La inteligencia artificial que descubrió nuevos antibióticos

Eje Global

A inicios de noviembre la revista Cell publicó un estudio que muchos ya consideran uno de los mayores hitos científicos del siglo XXI. Por primera vez en más de cuarenta años, un grupo internacional de investigadores descubrió nuevas familias químicas de antibióticos capaces de eliminar bacterias resistentes que hoy representan una amenaza global. Lo más sorprendente no fue el resultado, sino el método. Una inteligencia artificial diseñó las moléculas desde cero en pocas semanas, algo que los científicos humanos no habían logrado en cuatro décadas.

Desde la década de 1980 la humanidad no había incorporado al mercado una clase completamente nueva de antibióticos. Los últimos grandes descubrimientos, como las fluoroquinolonas o los oxazolidinonas, pertenecen a esa época. Desde entonces las farmacéuticas se limitaron a modificar moléculas antiguas porque buscar algo nuevo era demasiado lento, costoso y riesgoso. En ese mismo periodo la resistencia bacteriana creció sin freno. La Organización Mundial de la Salud advierte que para 2050 las superbacterias podrían causar más de diez millones de muertes al año, superando al cáncer.

El obstáculo siempre fue el tamaño del universo químico. Se estima que existen más de diez a la sesenta posibles combinaciones moleculares, una cantidad superior a los átomos del universo observable. Explorar ese espacio era materialmente imposible para la investigación tradicional. Allí entró la inteligencia artificial.

El trabajo fue realizado por el laboratorio de James Collins, del MIT y Harvard, junto con Prescient Design, una filial de Genentech. Los investigadores entrenaron un modelo con más de doce millones de compuestos conocidos y su actividad antibacteriana. A diferencia de los métodos anteriores, el sistema no solo predijo eficacia sino que equilibró tres variables a la vez: potencia frente a bacterias resistentes, seguridad para las células humanas y novedad estructural. En tres semanas de procesamiento el modelo generó más de un millón y medio de candidatos virtuales. De ellos, ciento veinte fueron sintetizados y seis resultaron ser compuestos completamente nuevos.

Dos de estos compuestos se destacaron por su potencia y originalidad. El primero, denominado HALX-1, eliminó Acinetobacter baumannii con una eficacia comparable a los mejores antibióticos actuales, aunque con un mecanismo nunca visto. El segundo, ABX-3, demostró efectividad frente a Enterobacterales resistentes incluso a colistina, considerada el último recurso terapéutico. Ambos fueron probados en ratones con éxito y sin toxicidad detectable. Los análisis confirmaron que pertenecen a familias químicas inéditas, algo que no ocurría desde 1987.

Lo que diferencia a este trabajo de los esfuerzos previos es que la inteligencia artificial no optimizó una molécula existente, sino que creó las estructuras desde cero. Además, el modelo es de acceso abierto, lo que permitirá a cualquier laboratorio del mundo usarlo y adaptarlo a otros patógenos.

La comunidad científica ha calificado este logro como un punto de inflexión. Algunos especialistas lo comparan con el impacto de AlphaFold en la biología estructural. La Organización Mundial de la Salud afirmó que podría marcar el inicio del fin de la era posantibiótica.

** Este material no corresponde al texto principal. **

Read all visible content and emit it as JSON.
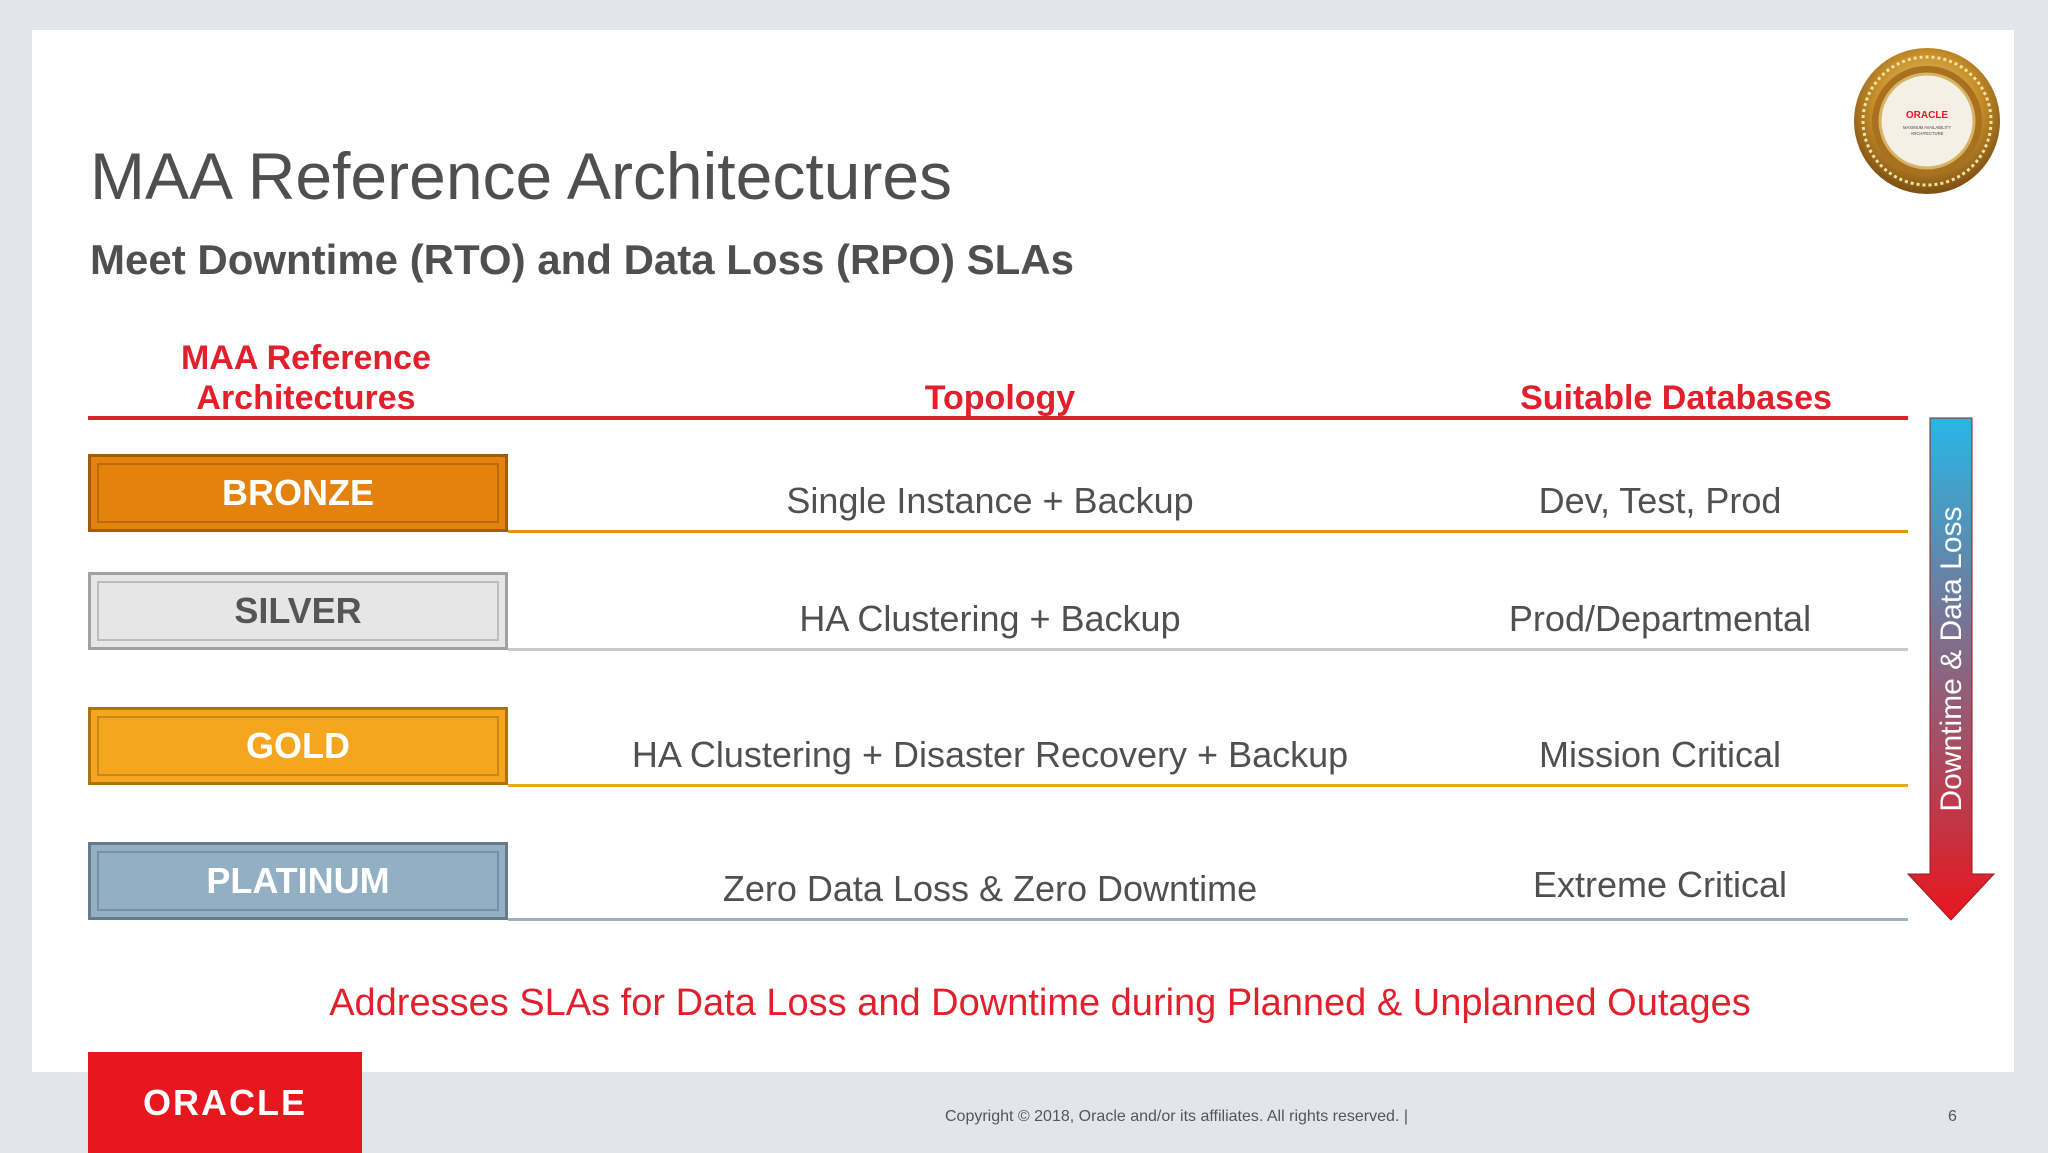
{
  "slide": {
    "title": "MAA Reference Architectures",
    "subtitle": "Meet Downtime (RTO) and Data Loss (RPO) SLAs"
  },
  "badge": {
    "icon": "maa-seal-icon",
    "brand": "ORACLE",
    "line1": "MAXIMUM AVAILABILITY",
    "line2": "ARCHITECTURE"
  },
  "table": {
    "headers": {
      "tier_line1": "MAA Reference",
      "tier_line2": "Architectures",
      "topology": "Topology",
      "databases": "Suitable Databases"
    },
    "rows": [
      {
        "tier": "BRONZE",
        "topology": "Single Instance + Backup",
        "databases": "Dev, Test, Prod",
        "color": "#e4820f",
        "line_color": "#e4960f"
      },
      {
        "tier": "SILVER",
        "topology": "HA Clustering + Backup",
        "databases": "Prod/Departmental",
        "color": "#e6e6e6",
        "line_color": "#c9c9c9"
      },
      {
        "tier": "GOLD",
        "topology": "HA Clustering + Disaster Recovery + Backup",
        "databases": "Mission Critical",
        "color": "#f6a51e",
        "line_color": "#f0a623"
      },
      {
        "tier": "PLATINUM",
        "topology": "Zero Data Loss & Zero Downtime",
        "databases": "Extreme Critical",
        "color": "#93afc4",
        "line_color": "#9cb3c3"
      }
    ]
  },
  "arrow": {
    "label": "Downtime & Data Loss",
    "top_color": "#29b6e6",
    "bottom_color": "#e8161e"
  },
  "footer": {
    "note": "Addresses SLAs for Data Loss and Downtime during Planned & Unplanned Outages",
    "logo": "ORACLE",
    "copyright": "Copyright © 2018, Oracle and/or its affiliates. All rights reserved.  |",
    "page": "6"
  }
}
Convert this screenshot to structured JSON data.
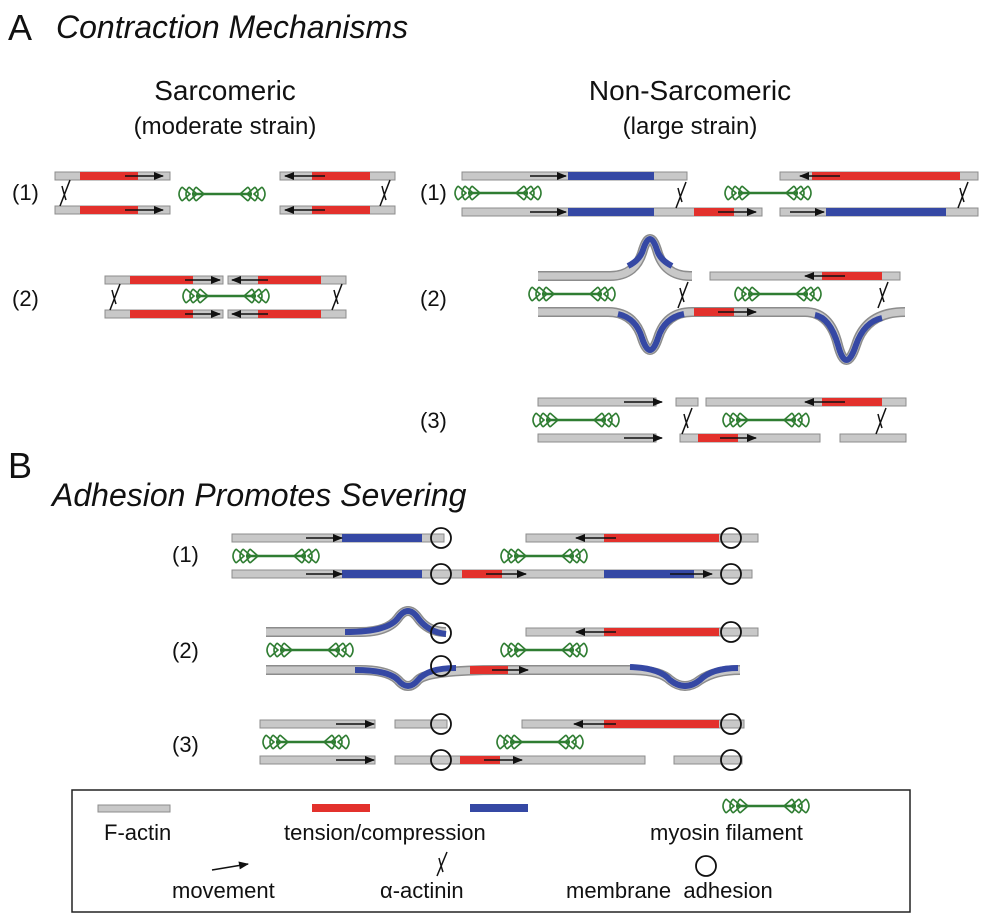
{
  "panel_a": {
    "letter": "A",
    "title": "Contraction Mechanisms",
    "sarcomeric": {
      "title": "Sarcomeric",
      "subtitle": "(moderate strain)"
    },
    "non_sarcomeric": {
      "title": "Non-Sarcomeric",
      "subtitle": "(large strain)"
    },
    "row_labels": [
      "(1)",
      "(2)",
      "(1)",
      "(2)",
      "(3)"
    ]
  },
  "panel_b": {
    "letter": "B",
    "title": "Adhesion Promotes Severing",
    "row_labels": [
      "(1)",
      "(2)",
      "(3)"
    ]
  },
  "legend": {
    "f_actin": "F-actin",
    "tension": "tension/compression",
    "myosin": "myosin filament",
    "movement": "movement",
    "alpha_actinin": "α-actinin",
    "adhesion": "membrane  adhesion"
  },
  "colors": {
    "actin": "#c8c8c8",
    "actin_edge": "#8c8c8c",
    "tension": "#e3312c",
    "compression": "#3548a4",
    "myosin_green": "#2f7d32"
  }
}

Los compuestos ya se encuentran en fase preclínica avanzada y dos de ellos iniciarán ensayos clínicos en 2026. El mismo modelo se está aplicando para desarrollar nuevos antibióticos, antifúngicos e incluso tratamientos contra el cáncer.

Durante años las farmacéuticas abandonaron el desarrollo de antibióticos por su bajo retorno económico y los plazos prolongados. Con esta tecnología el costo del descubrimiento cae drásticamente y el tiempo se reduce de más de una década a solo unos meses. Este avance no solo ofrece nuevas armas contra las superbacterias, también redefine la investigación farmacéutica. La inteligencia artificial ya no es una herramienta auxiliar sino la nueva mente creativa del laboratorio. Si ha logrado inventar antibióticos que la humanidad no encontró en cuarenta años, cabe imaginar cuántos secretos más aguardan en ese universo químico que solo las máquinas pueden explorar.